Only one Palestinian family remains in the old Arab house, a spacious two-story building centered around a courtyard. Palestinian resident Mazen Kamal Qiresh says his family has been renting here since 1936.

In 1987, the Palestinian family that owned the building sold it to its current Jewish owners. That's when the trouble began.

"They requested that we evacuate the house, we immediately took them to court," he says.

On a recent visit, Luria knocks on the nondescript metal door and a security guard opens it.

"Jewish concerns bought it 23 years ago, but because they [the Palestinians] were protected tenants all these years, it took many years before obviously the people who were living here preferred to obviously take money rather than keep on going," Luria says.

The Jewish families that now live here are not the owners. Luria's organization decides who will reside in the purchased buildings.

In this case, two rabbinical families have moved in. They are not allowed to speak to the press without Luria's permission, and he declined to make them available to NPR.

It's clear, though, that there is an uneasy coexistence.

Blue metal police barricades divide the old stone courtyard. Israeli flags paper the side of the building that is inhabited by Jewish families.

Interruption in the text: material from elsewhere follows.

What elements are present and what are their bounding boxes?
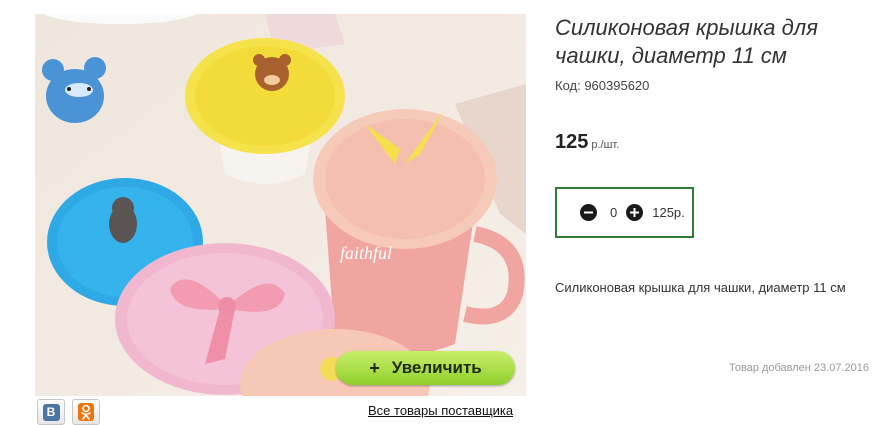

On the other side of the building, where the Palestinian family lives, Palestinian flags wave in the air.

The Palestinian Qiresh family won its court appeal to remain as "protected tenants" — meaning they pay a controlled rent and cannot be evicted without legal cause.

But it was only a stay of execution.

Qiresh says he was offered millions of dollars to move out. He refused. Then over the summer his brother's family was evicted from their portion of the building.

"On the 28th of July we were shocked to see them at our door. It was 2 in the morning. They had a lot of settlers, they had a lot of soldiers standing at our doorstep," he recounts.

The settler families eventually moved into his brother's wing and the building was effectively divided.

Legal battles continue in an attempt to get Qiresh evicted.

'Living In A Prison'

Qiresh says life has become difficult for himself and his wife and children. Jewish guards are the gatekeepers. Friends and family, he says, are too intimidated to visit him.

"I feel like I'm living in a prison here," he says.

The Jewish families pray loudly; sometimes Qiresh complains. And so Qiresh sometimes blares Quranic verses on his radio.

The situation is bearable for now, he says.

Ateret Cohanim, to whom Qiresh pays his rent, might put in a yeshiva with its many students in part of the building.

If that happens, Qiresh says it will be "like killing me. It will be an impossible situation."

But Qiresh isn't actually fighting alone.

Just as wealthy backers are helping to support the Ateret Cohanim organization, the Palestinian Authority in Ramallah pays Qiresh's lawyers fees.

This building is a small piece in a much larger battle and it's drawn in the powers that swirl around this conflict.